Reclassification of Covid
China’s National Health Commission (NHC) announced on December 26 to rename COVID-19 from “novel coronavirus pneumonia” to “novel coronavirus infection,” and downgraded the disease from Class A to Class B, which no longer requires quarantine according to China’s infectious disease management regulation.
Starting from January 8, China won’t impose any Covid quarantine rule for inbound travelers and imported goods, NHC added.
All these policy changes were implemented to follow the new direction from the top CCP leader.
Risk of New Variants
It is likely that new variants could emerge that are more infectious and fatal. “China has a population that is very large and there's limited immunity. And that seems to be the setting in which we may see an explosion of a new variant,” remarked Stuart Campbell Ray, professor of infectious diseases at Johns Hopkins University.
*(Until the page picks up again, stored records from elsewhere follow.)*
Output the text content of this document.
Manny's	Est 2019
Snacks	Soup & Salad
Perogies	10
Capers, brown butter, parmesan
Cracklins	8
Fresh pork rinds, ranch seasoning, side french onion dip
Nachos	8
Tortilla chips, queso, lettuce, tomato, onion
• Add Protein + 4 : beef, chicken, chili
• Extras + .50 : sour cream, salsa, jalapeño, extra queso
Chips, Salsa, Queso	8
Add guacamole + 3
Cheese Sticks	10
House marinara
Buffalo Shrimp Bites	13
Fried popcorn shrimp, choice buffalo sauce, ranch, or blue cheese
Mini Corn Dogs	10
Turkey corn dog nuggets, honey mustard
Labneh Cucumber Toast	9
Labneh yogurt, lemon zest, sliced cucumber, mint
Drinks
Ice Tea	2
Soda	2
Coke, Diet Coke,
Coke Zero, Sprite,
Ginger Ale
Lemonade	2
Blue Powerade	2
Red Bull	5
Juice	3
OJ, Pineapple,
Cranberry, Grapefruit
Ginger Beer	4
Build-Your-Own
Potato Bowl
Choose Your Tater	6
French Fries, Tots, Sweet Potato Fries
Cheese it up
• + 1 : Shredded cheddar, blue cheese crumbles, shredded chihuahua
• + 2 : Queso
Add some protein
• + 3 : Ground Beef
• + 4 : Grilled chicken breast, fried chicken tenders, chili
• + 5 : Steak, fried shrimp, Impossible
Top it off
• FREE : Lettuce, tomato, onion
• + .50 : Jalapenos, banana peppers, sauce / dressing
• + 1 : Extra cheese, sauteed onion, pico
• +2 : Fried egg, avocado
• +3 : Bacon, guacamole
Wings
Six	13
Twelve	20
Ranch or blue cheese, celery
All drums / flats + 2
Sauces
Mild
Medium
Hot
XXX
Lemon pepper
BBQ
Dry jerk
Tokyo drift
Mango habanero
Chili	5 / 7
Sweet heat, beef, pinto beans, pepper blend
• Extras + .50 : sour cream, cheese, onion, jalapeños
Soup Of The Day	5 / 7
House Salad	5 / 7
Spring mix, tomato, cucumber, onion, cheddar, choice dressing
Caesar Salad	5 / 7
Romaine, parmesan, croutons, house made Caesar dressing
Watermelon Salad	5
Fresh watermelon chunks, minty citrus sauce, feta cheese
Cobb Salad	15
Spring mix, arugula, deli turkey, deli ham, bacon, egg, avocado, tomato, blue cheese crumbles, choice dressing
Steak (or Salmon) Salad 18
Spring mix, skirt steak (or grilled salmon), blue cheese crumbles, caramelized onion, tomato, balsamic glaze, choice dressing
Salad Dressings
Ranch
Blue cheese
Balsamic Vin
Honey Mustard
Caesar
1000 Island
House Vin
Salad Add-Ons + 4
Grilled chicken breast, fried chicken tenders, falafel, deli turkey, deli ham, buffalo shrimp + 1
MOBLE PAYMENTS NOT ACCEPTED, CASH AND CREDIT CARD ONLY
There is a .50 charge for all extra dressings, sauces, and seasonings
“When we've seen big waves of infection, it's often followed by new variants being generated,” he explained during an interview on December 25. Like a boxer, the virus “learns to evade the skills that you have and adapt to get around those."
Mary Gallagher, a professor at the University of Michigan, posted on Twitter on December 24. “Overcommitment to Zero Covid, which was never sustainable, failure to develop viable exit strategy when Zero Covid bought China time that other countries didn't have,” she wrote. “And now a reopening that threatens the elderly and the rural population at the worst very moment (winter and just before the Lunar New Year).”
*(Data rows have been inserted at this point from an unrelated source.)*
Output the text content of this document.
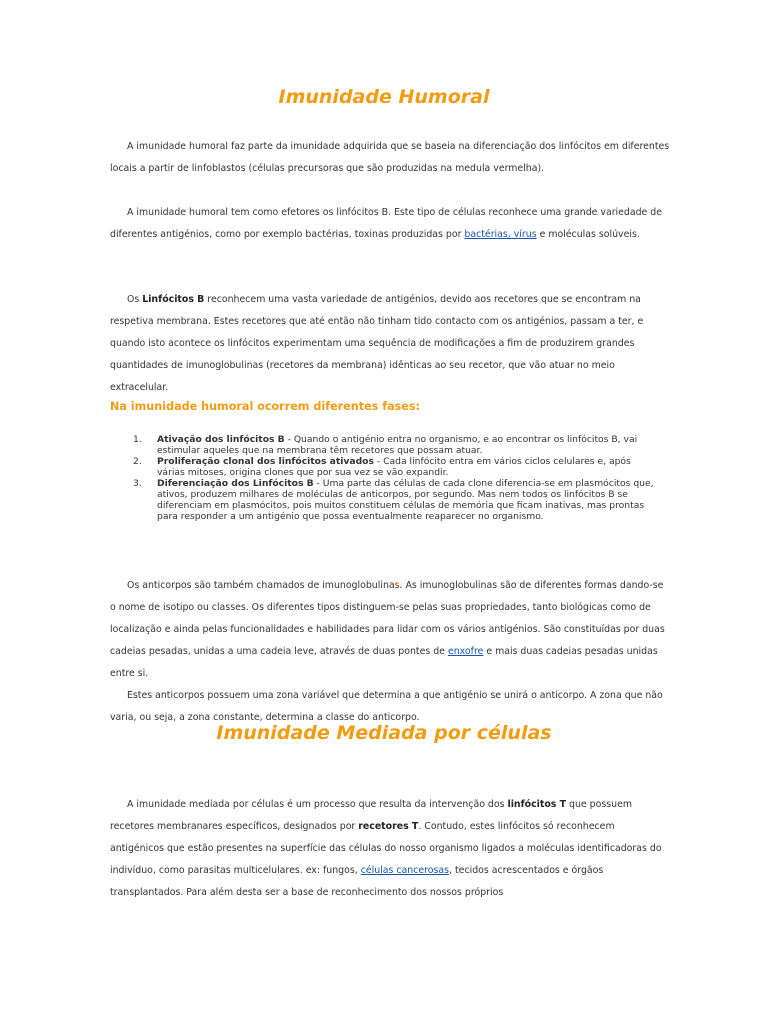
Imunidade Humoral
A imunidade humoral faz parte da imunidade adquirida que se baseia na diferenciação dos linfócitos em diferentes locais a partir de linfoblastos (células precursoras que são produzidas na medula vermelha).
A imunidade humoral tem como efetores os linfócitos B. Este tipo de células reconhece uma grande variedade de diferentes antigénios, como por exemplo bactérias, toxinas produzidas por bactérias, vírus e moléculas solúveis.
Os Linfócitos B reconhecem uma vasta variedade de antigénios, devido aos recetores que se encontram na respetiva membrana. Estes recetores que até então não tinham tido contacto com os antigénios, passam a ter, e quando isto acontece os linfócitos experimentam uma sequência de modificações a fim de produzirem grandes quantidades de imunoglobulinas (recetores da membrana) idênticas ao seu recetor, que vão atuar no meio extracelular.
Na imunidade humoral ocorrem diferentes fases:
1.	Ativação dos linfócitos B - Quando o antigénio entra no organismo, e ao encontrar os linfócitos B, vai estimular aqueles que na membrana têm recetores que possam atuar.
2.	Proliferação clonal dos linfócitos ativados - Cada linfócito entra em vários ciclos celulares e, após várias mitoses, origina clones que por sua vez se vão expandir.
3.	Diferenciação dos Linfócitos B - Uma parte das células de cada clone diferencia-se em plasmócitos que, ativos, produzem milhares de moléculas de anticorpos, por segundo. Mas nem todos os linfócitos B se diferenciam em plasmócitos, pois muitos constituem células de memória que ficam inativas, mas prontas para responder a um antigénio que possa eventualmente reaparecer no organismo.
Os anticorpos são também chamados de imunoglobulinas. As imunoglobulinas são de diferentes formas dando-se o nome de isotipo ou classes. Os diferentes tipos distinguem-se pelas suas propriedades, tanto biológicas como de localização e ainda pelas funcionalidades e habilidades para lidar com os vários antigénios. São constituídas por duas cadeias pesadas, unidas a uma cadeia leve, através de duas pontes de enxofre e mais duas cadeias pesadas unidas entre si.
Estes anticorpos possuem uma zona variável que determina a que antigénio se unirá o anticorpo. A zona que não varia, ou seja, a zona constante, determina a classe do anticorpo.
Imunidade Mediada por células
A imunidade mediada por células é um processo que resulta da intervenção dos linfócitos T que possuem recetores membranares específicos, designados por recetores T. Contudo, estes linfócitos só reconhecem antigénicos que estão presentes na superfície das células do nosso organismo ligados a moléculas identificadoras do indivíduo, como parasitas multicelulares. ex: fungos, células cancerosas, tecidos acrescentados e órgãos transplantados. Para além desta ser a base de reconhecimento dos nossos próprios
she continued, “ It's absolutely awful when policy decisions are dictated by the need to show political loyalty. It was 100% double down on Zero Covid,” she explained. “Now it's 100% open up with little preparation. Veering between two bad policy extremes with all the predictable consequences. People will remember.”
High Infection Rates Across China
The Covid situation in Jinan City, Shandong Province, is very serious. For some hospitalized senior citizens, their family members were not allowed to visit and only paid caretakers could see the patients. According to a caretaker in one hospital, everyone there had been infected, from the patients to the doctors and nurses. One medical professional in another hospital said all of the physicians in her hospital had been infected except for her.
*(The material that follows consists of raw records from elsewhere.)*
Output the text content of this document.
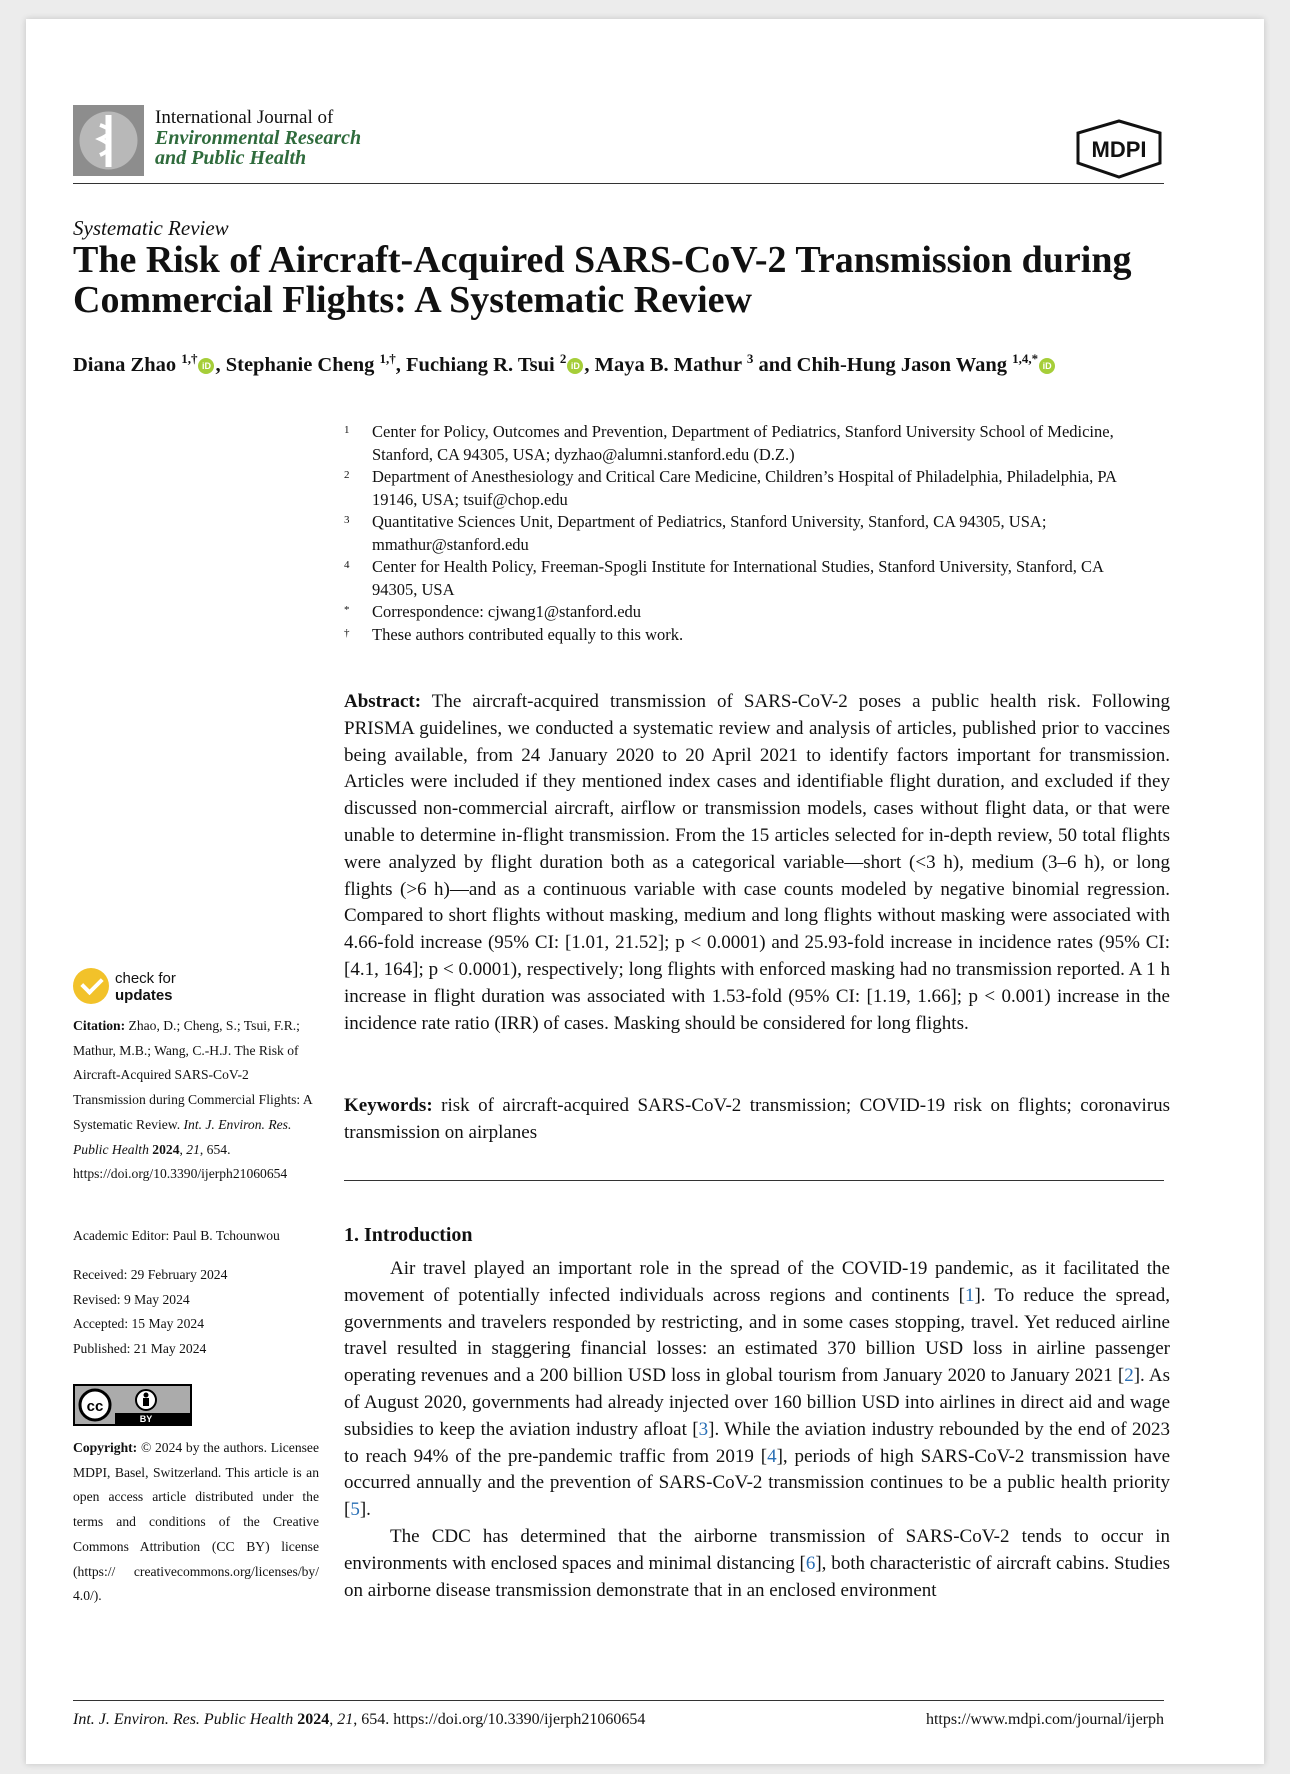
International Journal of
Environmental Research
and Public Health	MDPI
Systematic Review
The Risk of Aircraft-Acquired SARS-CoV-2 Transmission during Commercial Flights: A Systematic Review
Diana Zhao $^{1,\dagger}$ iD , Stephanie Cheng $^{1,\dagger}$, Fuchiang R. Tsui $^2$ iD , Maya B. Mathur $^3$ and Chih-Hung Jason Wang $^{1,4,*}$ iD
1	Center for Policy, Outcomes and Prevention, Department of Pediatrics, Stanford University School of Medicine, Stanford, CA 94305, USA; dyzhao@alumni.stanford.edu (D.Z.)
2	Department of Anesthesiology and Critical Care Medicine, Children’s Hospital of Philadelphia, Philadelphia, PA 19146, USA; tsuif@chop.edu
3	Quantitative Sciences Unit, Department of Pediatrics, Stanford University, Stanford, CA 94305, USA; mmathur@stanford.edu
4	Center for Health Policy, Freeman-Spogli Institute for International Studies, Stanford University, Stanford, CA 94305, USA
*	Correspondence: cjwang1@stanford.edu
†	These authors contributed equally to this work.
Abstract: The aircraft-acquired transmission of SARS-CoV-2 poses a public health risk. Following PRISMA guidelines, we conducted a systematic review and analysis of articles, published prior to vaccines being available, from 24 January 2020 to 20 April 2021 to identify factors important for transmission. Articles were included if they mentioned index cases and identifiable flight duration, and excluded if they discussed non-commercial aircraft, airflow or transmission models, cases without flight data, or that were unable to determine in-flight transmission. From the 15 articles selected for in-depth review, 50 total flights were analyzed by flight duration both as a categorical variable—short (<3 h), medium (3–6 h), or long flights (>6 h)—and as a continuous variable with case counts modeled by negative binomial regression. Compared to short flights without masking, medium and long flights without masking were associated with 4.66-fold increase (95% CI: [1.01, 21.52]; p < 0.0001) and 25.93-fold increase in incidence rates (95% CI: [4.1, 164]; p < 0.0001), respectively; long flights with enforced masking had no transmission reported. A 1 h increase in flight duration was associated with 1.53-fold (95% CI: [1.19, 1.66]; p < 0.001) increase in the incidence rate ratio (IRR) of cases. Masking should be considered for long flights.
Keywords: risk of aircraft-acquired SARS-CoV-2 transmission; COVID-19 risk on flights; coronavirus transmission on airplanes
1. Introduction

Air travel played an important role in the spread of the COVID-19 pandemic, as it facilitated the movement of potentially infected individuals across regions and continents [1]. To reduce the spread, governments and travelers responded by restricting, and in some cases stopping, travel. Yet reduced airline travel resulted in staggering financial losses: an estimated 370 billion USD loss in airline passenger operating revenues and a 200 billion USD loss in global tourism from January 2020 to January 2021 [2]. As of August 2020, governments had already injected over 160 billion USD into airlines in direct aid and wage subsidies to keep the aviation industry afloat [3]. While the aviation industry rebounded by the end of 2023 to reach 94% of the pre-pandemic traffic from 2019 [4], periods of high SARS-CoV-2 transmission have occurred annually and the prevention of SARS-CoV-2 transmission continues to be a public health priority [5].

The CDC has determined that the airborne transmission of SARS-CoV-2 tends to occur in environments with enclosed spaces and minimal distancing [6], both characteristic of aircraft cabins. Studies on airborne disease transmission demonstrate that in an enclosed environment

check for
updates
Citation: Zhao, D.; Cheng, S.; Tsui, F.R.; Mathur, M.B.; Wang, C.-H.J. The Risk of Aircraft-Acquired SARS-CoV-2 Transmission during Commercial Flights: A Systematic Review. Int. J. Environ. Res. Public Health 2024, 21, 654. https://doi.org/10.3390/ijerph21060654
Academic Editor: Paul B. Tchounwou
Received: 29 February 2024
Revised: 9 May 2024
Accepted: 15 May 2024
Published: 21 May 2024
cc
BY
Copyright: © 2024 by the authors. Licensee MDPI, Basel, Switzerland. This article is an open access article distributed under the terms and conditions of the Creative Commons Attribution (CC BY) license (https:// creativecommons.org/licenses/by/ 4.0/).
Int. J. Environ. Res. Public Health 2024, 21, 654. https://doi.org/10.3390/ijerph21060654	https://www.mdpi.com/journal/ijerph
At a December 24 meeting organized by the Liaoning Province Covid prevention and control, mayors of 14 cities in the province provided updates on their local pandemic situations and shared what difficulties they encountered. In the capital city of Shenyang, 50% of the residents were infected, and 80% of the government employees tested positive (leaving only 12% of government employees still able to report to work). Although 70% of Shenyang’s medical professionals were infected, 65% of medical workers were still working. The number of deaths was also very high.
Tang Weiguo, founder of Shanghai Kehua Bio-Engineer, a manufacturer of Covid rapid test kits, died at 66 on December 25.
Ten Days of Waiting Time for Cremation
Reporters from the Associated Press visited five hospitals and two crematories in Hebei Province on December 24 and 25. At Baoding No. 2 Hospital, the hallway was packed with patients. A woman screamed and wailed when told her loved one had died. When one patient was carried out of an emergency vehicle into the hospital, one doctor said the hospital was out of oxygen and asked them to try other places. The family put the patient back into the emergency vehicle and left.
After an 82-year-old woman in Beijing died, her family was told they had to wait ten days before the local crematory could cremate her body. Her grandson said their family turned to a crematory in Gaobeidian City, Hebei Province, which is two hours away.
Pneumonia and Original Variant
The CCP has not officially commented on the surging cases or the overwhelmed healthcare system. According to Radio Free Asia, a netizen named Jinzehuanian posted a message about what the fever clinic she worked experienced, “We treated 29 patients in six hours, and 21 of them ended up hospitalized. Out of these 29 patients, 22 had CT scans of their lungs, which showed pneumonia co-infection, not the upper respiratory tract infection caused by the omicron variant.”
Another netizen shared what he learned from a pathologist friend, “Many original variant viruses were seen in recent infected cases. This led to big white lungs observed in some young and middle-aged people. With no nucleic acid testing results, the exact strain cannot be determined.”
China Declined Help from WHO
WHO announced recently that no new update had been received from China on its Covid and hospitalization status. The agency also offered to dispatch medical professionals to China but the CCP declined to accept.
Concerned that the surging cases in China may threaten global health, the U.S. government has repeatedly offered vaccines and other assistance to China, but the CCP turned it down as well.
In response to the surging cases in China, the South Korean government has intensified monitoring of inbound travelers from China. Anyone whose temperature exceeds 37.30C (or 99.10F) will be required to have a PCR test.